Kowloon Good Ol' Fashioned Fun Award – Any of you who saw the end of Saturday's Washington/BYU game saw a treat worthy of Eddie Andleman's MSG-soaked arteries. Washington quarterback Jake Locker marched the Huskies on an 18-play game-ending drive, scrambling to freedom on multiple fourth downs to keep his team alive. Locker finally reached Touchdownville with two seconds left to bring the score to 28-27 BYU, pending only the extra point. In his northwestern glee, Locker then threw the ball up in the air, earning a bullshit 15-yard unsportsmanlike conduct penalty. The 35-yard extra point was then, of course, blocked, and BYU fans were left happier than the birth of their eighth child.
Whole Foods “What the fuck are they doing here” Award – In an otherwise upset-free week, East Carolina is the obvious winner of this award. I've also been told that the health food store on Route 1 is not Whole Foods, but rather something called "Wild Oats." Whatever, fuck you hippies. Given that I shower regularly, eat meat, don't smell like patchouli oil and high-five baby seal clubbers for a job well done, I clearly don't know the difference.

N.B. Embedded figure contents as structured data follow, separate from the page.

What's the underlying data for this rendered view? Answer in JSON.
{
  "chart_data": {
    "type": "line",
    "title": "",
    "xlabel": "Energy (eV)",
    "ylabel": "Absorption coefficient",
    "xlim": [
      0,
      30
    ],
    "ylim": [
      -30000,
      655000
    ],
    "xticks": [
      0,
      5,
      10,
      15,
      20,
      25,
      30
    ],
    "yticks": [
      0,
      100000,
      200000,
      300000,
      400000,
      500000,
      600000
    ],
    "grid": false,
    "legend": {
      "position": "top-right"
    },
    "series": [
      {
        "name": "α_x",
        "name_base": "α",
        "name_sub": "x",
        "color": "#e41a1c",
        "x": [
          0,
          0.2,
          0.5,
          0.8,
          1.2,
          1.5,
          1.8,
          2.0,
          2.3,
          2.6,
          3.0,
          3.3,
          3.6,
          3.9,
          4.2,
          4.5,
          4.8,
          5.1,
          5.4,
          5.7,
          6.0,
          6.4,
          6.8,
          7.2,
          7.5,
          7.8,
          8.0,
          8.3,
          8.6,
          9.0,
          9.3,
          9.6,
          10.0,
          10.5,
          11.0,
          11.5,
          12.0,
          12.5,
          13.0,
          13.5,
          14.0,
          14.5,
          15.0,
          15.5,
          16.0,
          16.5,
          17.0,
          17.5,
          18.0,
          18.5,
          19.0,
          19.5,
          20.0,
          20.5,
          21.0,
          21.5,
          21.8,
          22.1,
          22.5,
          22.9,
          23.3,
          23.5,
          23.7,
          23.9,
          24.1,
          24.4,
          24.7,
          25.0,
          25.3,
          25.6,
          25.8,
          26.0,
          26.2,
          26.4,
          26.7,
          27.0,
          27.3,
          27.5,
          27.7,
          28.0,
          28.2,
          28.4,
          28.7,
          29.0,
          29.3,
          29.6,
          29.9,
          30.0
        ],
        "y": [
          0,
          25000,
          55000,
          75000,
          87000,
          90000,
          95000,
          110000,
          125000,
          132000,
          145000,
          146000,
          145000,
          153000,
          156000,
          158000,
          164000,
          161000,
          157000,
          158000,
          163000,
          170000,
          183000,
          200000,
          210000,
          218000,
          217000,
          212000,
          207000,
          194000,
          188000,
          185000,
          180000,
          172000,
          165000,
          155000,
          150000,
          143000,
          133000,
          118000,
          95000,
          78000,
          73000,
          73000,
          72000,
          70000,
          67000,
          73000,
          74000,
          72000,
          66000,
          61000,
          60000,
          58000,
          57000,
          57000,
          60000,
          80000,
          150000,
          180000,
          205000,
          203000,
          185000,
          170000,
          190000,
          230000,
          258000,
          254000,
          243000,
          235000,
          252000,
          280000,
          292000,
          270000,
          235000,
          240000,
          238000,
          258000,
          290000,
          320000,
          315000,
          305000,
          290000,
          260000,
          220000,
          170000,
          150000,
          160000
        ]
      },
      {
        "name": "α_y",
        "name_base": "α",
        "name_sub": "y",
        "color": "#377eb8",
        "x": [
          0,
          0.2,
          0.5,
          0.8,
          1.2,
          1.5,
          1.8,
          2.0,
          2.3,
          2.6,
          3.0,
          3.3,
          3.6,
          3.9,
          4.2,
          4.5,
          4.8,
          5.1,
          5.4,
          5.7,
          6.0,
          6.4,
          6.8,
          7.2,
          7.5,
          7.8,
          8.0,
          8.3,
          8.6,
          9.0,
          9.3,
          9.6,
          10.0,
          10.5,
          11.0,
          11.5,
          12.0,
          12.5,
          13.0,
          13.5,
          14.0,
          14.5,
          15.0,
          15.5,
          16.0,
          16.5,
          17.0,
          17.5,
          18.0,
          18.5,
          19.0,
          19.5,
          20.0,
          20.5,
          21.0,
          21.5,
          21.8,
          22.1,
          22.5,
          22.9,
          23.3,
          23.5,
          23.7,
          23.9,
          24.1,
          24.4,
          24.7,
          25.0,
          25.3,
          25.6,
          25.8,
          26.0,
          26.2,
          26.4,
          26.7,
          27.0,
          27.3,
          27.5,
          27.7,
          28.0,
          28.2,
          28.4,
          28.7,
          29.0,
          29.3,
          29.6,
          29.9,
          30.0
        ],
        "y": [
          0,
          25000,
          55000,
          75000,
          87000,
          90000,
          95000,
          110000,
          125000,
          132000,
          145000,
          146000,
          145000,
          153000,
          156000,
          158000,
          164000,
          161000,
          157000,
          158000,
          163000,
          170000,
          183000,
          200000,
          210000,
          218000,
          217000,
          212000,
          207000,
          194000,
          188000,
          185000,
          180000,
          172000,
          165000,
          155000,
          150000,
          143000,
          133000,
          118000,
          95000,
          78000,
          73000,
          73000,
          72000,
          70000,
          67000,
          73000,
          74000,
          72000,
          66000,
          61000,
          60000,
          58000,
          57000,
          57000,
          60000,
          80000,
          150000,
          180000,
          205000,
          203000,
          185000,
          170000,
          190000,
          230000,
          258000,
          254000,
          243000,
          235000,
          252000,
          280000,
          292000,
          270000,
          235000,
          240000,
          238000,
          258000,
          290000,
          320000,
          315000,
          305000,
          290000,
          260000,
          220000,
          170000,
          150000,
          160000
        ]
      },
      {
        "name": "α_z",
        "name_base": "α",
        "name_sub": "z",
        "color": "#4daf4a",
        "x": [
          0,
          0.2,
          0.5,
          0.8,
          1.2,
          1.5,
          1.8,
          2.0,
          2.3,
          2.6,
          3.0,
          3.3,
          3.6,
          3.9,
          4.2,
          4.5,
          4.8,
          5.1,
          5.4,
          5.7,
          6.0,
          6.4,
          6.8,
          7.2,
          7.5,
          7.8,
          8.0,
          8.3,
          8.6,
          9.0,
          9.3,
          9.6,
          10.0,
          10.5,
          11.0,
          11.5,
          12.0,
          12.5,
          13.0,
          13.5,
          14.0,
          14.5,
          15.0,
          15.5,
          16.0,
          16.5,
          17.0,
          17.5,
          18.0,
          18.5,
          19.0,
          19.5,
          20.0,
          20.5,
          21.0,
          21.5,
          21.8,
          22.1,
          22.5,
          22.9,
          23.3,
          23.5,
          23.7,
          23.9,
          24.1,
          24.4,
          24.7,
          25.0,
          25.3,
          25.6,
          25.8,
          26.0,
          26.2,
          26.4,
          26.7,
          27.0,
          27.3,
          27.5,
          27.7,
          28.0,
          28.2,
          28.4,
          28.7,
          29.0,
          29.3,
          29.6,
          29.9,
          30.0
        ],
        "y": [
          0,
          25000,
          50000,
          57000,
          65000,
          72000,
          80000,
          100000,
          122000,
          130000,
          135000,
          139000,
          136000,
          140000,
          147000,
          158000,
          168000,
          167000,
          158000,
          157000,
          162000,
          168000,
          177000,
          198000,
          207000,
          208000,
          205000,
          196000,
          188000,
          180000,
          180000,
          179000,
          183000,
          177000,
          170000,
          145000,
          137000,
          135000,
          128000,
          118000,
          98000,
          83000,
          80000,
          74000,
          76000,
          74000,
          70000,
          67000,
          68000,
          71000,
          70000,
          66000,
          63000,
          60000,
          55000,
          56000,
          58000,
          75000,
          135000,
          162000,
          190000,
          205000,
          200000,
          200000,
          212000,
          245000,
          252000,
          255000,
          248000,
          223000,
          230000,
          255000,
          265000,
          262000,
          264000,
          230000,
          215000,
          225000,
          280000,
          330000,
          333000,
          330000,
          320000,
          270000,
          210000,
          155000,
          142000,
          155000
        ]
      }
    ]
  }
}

DB's Golden Banana Stabbed Hooker Award - The stabbed hooker award for injury goes to UFC fighter Chuck Liddell. Okay, he's not exactly a college football player, but he was knocked absolutely fucking cold on Saturday night by Rashad Evans, commencing in this impromptu mid-ring naptime:
Frank Giuffrida Exalted Human Being Award – Illinois' Juice Williams ran for 174 week after throwing for 451. One may even call him as much of a double threat as Frankie Giuiffrida himself, who ran a restaurant AND a butcher shop in his glorious years on this earth. Speaking of dual threats, America's Greatest Human Tim Tebow threw for 256 yards and ran for 55, despite the Gator offensive line forgetting how to block anything. To celebrate their giant efforts, both Tebow and Williams will receive the giant 22 oz. Porterhouse steak, served in the spacious Carson City dining room.